People were impressed.

It makes me ask: why did a simple thank you note make such an impression on me and the rest of us here at Big River?

Because that simple handwritten note proves the basic tenets of great brand marketing.

1. Be courageous. With the handwritten note, the medium was the message, even if it was not Internet Week’s medium of choice. Lots of digital organizations in attendance would be afraid to send an old-fashioned, handwritten note. Fear that if they didn’t send a digital response, then people may not perceive them as seriously “digital.” It takes courage to be distinctly different. Be confident in your abilities. My bet is the Internet Week people were the only ones at the conference who sent handwritten responses. Marketing is about being different. Dare to be different.
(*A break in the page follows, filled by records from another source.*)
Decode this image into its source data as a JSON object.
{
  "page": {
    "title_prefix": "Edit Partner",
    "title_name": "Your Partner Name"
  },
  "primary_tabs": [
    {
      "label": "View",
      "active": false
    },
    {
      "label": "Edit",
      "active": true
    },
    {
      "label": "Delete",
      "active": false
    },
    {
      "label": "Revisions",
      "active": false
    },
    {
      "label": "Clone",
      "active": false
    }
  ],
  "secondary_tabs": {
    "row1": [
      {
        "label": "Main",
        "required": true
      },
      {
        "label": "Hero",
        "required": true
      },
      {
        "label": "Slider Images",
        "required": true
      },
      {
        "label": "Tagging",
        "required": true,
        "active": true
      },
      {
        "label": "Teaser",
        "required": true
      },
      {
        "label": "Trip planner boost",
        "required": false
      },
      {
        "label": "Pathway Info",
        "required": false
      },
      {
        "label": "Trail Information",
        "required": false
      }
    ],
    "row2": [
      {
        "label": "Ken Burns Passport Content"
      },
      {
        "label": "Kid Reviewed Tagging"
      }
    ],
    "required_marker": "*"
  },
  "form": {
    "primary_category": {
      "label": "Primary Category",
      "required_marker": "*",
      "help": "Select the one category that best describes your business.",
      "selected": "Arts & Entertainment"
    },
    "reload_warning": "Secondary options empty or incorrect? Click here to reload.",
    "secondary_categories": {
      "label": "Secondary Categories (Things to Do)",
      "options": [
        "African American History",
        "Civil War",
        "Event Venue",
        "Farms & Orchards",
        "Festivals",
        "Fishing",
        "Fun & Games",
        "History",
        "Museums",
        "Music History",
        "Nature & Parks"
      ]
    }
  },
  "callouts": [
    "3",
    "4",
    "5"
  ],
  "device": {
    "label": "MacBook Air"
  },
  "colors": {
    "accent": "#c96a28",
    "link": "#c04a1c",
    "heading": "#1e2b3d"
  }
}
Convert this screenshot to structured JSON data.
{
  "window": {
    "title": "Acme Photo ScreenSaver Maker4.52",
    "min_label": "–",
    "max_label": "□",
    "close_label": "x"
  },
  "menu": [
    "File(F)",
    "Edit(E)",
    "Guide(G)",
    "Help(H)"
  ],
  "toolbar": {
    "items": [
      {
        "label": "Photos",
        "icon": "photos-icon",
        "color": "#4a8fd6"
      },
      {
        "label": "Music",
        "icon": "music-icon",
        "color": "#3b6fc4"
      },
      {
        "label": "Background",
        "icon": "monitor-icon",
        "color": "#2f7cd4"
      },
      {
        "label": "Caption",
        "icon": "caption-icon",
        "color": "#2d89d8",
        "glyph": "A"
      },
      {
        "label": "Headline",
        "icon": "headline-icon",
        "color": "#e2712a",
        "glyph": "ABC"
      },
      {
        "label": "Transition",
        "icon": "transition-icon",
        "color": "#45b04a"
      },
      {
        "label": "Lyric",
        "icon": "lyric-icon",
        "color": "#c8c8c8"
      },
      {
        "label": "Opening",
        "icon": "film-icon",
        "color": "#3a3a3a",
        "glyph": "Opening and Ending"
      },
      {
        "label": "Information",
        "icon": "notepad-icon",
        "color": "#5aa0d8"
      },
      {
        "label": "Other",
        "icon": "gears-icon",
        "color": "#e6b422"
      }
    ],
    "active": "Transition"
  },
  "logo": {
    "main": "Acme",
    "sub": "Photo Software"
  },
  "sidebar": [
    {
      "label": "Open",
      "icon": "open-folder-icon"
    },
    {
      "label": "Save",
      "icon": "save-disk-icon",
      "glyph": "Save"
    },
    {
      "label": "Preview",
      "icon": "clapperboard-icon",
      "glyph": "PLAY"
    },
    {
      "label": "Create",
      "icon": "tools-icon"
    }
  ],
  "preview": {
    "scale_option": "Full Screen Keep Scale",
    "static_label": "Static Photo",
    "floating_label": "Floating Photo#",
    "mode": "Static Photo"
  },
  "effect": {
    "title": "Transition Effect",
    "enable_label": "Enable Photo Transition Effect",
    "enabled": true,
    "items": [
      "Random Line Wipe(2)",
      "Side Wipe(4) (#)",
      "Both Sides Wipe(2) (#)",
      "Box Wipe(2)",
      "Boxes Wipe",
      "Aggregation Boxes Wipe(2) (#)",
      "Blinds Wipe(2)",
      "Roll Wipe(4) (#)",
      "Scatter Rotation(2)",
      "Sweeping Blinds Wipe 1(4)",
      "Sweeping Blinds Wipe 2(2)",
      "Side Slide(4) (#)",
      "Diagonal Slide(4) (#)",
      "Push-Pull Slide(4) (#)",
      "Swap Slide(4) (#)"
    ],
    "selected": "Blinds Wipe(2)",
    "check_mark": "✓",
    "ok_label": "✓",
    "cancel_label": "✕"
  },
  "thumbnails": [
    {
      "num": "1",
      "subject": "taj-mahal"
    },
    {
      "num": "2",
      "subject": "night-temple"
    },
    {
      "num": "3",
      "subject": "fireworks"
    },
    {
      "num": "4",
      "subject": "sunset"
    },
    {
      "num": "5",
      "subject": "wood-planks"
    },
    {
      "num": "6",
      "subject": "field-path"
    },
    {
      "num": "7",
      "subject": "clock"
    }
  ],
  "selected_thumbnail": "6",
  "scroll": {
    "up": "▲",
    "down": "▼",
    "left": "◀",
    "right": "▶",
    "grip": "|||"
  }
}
2. Show you care. What is easier? Quickly tapping out a generic digital response or taking the time and effort to write a handwritten note?  We connect more with people when we know they made more of an effort on our behalf. People believe the actions of people.

3. Make a real connection. We all know it’s not about technology; it is about making strong connections. How do we meaningfully and honestly connect and interact with people? That is the essential question of marketing. The way to ‘connect’ is always changing as new solutions arise. But, it is not always the latest solution that achieves the best and most meaningful connections. Sometimes “going back” is a stronger, bolder solution. Make sure you are answering the question of how to make the strongest connection rather than just concentrating on the newest way.

Jeff’s handwritten response from Internet Week really got me thinking. Maybe I should mail you my next blog handwritten on real paper? The U.S. Postal Service would certainly appreciate that!

And, this could be big for FMOL. Who knows? Maybe my handwritten blog could take me to new heights in the blogosphere! (And my handwriting is pretty good – honest.)

Watch out Jay Baer, Jason Falls and Guy Kwasaki. My pen could prove to be mightier than the keyboard.

Thanks for your thoughts, Fred. Smart fella.